Nepenthe's Triple-Berry Pie
You can never have too many dessert recipes, so give Nepenthe's Triple-Berry Pie a try. Watching your figure? This vegetarian recipe has 487 calories, 7g of protein, and 25g of fat per serving. This recipe serves 8. A mixture of grand marnier, oats, butter, and a handful of other ingredients are all it takes to make this recipe so yummy. From preparation to the plate, this recipe takes approximately 45 minutes.
Instructions
On a lightly floured board, roll out the dough (it may need to soften for 5 or 10 minutes first) into a 12-inch circle.
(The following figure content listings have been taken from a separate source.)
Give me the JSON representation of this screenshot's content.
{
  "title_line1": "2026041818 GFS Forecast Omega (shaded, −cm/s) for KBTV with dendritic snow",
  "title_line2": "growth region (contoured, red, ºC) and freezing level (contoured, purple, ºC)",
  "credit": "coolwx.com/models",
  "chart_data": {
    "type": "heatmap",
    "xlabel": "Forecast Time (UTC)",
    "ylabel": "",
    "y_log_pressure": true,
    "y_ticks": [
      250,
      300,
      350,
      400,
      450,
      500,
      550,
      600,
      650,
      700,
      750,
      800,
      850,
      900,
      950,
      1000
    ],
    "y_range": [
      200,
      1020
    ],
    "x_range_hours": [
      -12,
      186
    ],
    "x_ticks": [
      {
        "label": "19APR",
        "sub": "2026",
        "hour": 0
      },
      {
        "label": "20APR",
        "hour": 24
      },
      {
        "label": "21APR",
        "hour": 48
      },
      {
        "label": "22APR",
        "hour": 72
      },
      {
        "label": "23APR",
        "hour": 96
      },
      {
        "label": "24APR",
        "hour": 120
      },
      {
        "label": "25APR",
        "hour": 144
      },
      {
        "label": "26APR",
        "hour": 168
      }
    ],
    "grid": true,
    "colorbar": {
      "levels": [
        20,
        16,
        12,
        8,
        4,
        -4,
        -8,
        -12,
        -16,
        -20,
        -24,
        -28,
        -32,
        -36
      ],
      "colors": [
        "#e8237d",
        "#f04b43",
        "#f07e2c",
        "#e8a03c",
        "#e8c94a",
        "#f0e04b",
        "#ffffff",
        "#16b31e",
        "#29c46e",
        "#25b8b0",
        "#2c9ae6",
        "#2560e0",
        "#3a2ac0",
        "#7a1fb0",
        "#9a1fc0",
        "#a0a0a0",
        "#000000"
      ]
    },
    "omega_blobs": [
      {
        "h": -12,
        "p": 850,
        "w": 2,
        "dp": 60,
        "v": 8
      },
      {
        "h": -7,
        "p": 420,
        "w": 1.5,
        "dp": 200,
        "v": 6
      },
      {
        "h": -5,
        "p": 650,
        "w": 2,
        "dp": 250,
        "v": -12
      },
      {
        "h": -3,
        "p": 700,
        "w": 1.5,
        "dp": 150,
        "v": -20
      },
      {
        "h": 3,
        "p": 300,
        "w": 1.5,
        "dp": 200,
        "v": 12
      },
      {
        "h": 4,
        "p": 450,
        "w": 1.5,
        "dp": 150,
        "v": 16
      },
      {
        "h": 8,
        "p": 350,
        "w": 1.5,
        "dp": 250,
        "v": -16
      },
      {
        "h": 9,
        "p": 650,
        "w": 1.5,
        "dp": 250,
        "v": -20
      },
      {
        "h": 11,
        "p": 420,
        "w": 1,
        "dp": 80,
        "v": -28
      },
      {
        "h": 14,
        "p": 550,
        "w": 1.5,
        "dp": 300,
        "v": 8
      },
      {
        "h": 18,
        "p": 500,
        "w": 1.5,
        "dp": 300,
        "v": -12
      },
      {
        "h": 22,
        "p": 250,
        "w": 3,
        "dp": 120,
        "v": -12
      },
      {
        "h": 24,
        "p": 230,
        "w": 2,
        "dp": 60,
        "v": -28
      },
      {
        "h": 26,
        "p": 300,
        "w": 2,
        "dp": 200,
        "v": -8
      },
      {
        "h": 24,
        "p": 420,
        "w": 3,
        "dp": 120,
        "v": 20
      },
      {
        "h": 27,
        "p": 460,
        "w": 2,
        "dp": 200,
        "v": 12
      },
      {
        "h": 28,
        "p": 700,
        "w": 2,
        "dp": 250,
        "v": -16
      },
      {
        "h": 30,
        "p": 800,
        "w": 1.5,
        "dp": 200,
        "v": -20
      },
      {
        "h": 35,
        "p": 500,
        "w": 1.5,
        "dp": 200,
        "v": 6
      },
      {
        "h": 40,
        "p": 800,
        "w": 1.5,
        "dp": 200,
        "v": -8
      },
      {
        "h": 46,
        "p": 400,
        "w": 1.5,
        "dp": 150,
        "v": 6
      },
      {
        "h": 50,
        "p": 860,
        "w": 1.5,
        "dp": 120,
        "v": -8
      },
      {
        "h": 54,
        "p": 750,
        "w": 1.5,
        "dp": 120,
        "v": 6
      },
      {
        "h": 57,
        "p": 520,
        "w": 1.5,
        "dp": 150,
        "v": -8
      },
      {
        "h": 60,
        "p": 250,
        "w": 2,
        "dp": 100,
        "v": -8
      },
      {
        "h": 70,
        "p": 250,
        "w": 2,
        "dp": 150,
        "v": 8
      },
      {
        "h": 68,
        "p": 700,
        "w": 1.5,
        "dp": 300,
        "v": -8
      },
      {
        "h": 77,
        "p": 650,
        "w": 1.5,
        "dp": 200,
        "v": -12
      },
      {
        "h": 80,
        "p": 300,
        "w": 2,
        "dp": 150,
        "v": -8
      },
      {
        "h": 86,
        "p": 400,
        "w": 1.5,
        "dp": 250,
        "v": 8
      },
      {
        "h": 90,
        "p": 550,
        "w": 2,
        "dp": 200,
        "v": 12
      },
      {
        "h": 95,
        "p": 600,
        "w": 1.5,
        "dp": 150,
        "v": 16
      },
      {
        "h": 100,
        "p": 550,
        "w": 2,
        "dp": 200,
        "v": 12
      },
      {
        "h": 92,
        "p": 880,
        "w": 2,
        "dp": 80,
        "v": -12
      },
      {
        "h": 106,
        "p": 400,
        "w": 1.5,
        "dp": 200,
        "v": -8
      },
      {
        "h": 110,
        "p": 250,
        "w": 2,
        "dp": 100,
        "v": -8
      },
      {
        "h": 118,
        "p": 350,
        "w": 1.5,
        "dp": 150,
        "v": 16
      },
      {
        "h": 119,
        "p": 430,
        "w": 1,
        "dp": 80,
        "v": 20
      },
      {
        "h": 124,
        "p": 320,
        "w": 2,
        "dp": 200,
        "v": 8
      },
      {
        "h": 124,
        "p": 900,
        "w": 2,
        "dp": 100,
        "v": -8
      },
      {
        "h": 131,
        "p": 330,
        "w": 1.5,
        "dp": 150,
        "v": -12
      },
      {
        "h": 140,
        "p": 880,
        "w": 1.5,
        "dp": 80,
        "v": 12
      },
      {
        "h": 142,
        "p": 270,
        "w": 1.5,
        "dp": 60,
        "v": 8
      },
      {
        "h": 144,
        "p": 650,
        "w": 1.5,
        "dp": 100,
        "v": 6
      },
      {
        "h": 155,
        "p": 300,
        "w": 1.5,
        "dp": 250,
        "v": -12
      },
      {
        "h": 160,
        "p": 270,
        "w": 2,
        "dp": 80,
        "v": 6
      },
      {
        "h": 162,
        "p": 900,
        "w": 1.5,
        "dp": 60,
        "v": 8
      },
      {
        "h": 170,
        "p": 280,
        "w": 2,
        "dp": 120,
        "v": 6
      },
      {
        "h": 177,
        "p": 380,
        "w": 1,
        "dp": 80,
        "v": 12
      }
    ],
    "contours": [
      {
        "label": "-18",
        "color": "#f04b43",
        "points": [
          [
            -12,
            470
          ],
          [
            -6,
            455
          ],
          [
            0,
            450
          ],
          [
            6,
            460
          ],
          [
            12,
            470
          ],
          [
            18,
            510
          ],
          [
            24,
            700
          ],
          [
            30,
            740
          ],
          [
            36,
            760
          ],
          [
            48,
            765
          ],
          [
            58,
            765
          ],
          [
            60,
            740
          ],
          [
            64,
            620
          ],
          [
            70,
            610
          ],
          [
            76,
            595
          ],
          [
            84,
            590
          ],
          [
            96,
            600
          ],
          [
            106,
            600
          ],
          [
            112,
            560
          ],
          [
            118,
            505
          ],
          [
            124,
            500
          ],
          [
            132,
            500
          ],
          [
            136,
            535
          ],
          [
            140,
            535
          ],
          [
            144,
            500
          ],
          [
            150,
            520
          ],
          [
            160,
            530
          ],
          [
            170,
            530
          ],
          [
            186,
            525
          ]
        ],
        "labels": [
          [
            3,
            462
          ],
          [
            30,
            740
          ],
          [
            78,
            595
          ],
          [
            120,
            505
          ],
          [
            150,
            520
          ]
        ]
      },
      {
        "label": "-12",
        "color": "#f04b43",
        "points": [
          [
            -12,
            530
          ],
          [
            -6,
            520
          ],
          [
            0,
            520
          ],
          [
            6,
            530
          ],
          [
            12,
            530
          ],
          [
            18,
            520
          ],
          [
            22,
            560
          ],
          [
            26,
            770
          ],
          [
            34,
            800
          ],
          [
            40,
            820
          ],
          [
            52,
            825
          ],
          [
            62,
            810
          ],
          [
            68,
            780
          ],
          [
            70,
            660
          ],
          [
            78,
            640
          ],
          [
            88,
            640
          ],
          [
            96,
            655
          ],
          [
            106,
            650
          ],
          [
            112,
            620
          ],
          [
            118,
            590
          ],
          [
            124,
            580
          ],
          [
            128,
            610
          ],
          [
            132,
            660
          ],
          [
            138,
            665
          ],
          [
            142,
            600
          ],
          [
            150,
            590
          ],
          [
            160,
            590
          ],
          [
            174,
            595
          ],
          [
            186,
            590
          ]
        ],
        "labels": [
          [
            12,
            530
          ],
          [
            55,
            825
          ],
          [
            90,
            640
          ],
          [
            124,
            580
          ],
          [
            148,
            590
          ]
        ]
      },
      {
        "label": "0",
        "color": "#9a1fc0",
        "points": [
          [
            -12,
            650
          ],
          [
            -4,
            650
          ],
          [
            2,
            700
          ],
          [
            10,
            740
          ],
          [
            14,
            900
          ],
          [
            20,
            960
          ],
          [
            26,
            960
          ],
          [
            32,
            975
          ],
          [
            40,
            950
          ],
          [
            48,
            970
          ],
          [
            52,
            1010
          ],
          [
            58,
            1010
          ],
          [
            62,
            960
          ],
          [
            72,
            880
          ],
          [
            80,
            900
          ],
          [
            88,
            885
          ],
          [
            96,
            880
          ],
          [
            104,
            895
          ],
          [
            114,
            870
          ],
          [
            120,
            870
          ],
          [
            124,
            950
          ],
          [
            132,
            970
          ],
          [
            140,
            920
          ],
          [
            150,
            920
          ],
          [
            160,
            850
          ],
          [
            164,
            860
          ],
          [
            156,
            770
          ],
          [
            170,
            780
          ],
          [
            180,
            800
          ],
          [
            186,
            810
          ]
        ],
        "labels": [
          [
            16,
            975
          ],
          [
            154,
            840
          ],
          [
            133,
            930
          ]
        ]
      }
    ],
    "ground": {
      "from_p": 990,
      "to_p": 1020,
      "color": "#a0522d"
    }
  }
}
Fit into a 9-inch pie pan, trim any ends hanging over the side, and flute the edge with your thumb. Chill until ready to use.
Preheat the oven to 350°F.
For the filling, wash and hull the strawberries.
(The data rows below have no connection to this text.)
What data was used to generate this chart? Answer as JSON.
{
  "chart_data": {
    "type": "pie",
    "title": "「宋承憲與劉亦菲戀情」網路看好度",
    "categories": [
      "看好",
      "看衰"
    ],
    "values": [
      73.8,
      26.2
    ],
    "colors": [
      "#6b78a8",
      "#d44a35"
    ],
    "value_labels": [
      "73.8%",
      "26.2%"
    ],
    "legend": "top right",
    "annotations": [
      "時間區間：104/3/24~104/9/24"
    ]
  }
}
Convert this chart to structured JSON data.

Cut them in half and place in a large bowl.
Add the blackberries and raspberries and toss with the Grand Marnier. In a separate bowl, combine the brown sugar, cornstarch, and cinnamon.
Add to the berries and gently toss.
For the topping, combine the flour, oats, brown sugar, walnuts, and butter in the bowl of a food processor. Pulse until the mixture resembles small peas. To make by hand, cut the butter into the flour and sugar, using a pastry cutter. Finely chop the walnuts and add in along with the oats.
Fill the chilled pie shell with the filling and cover thoroughly with the topping.
Bake for 1 hour, until bubbling and golden brown on top.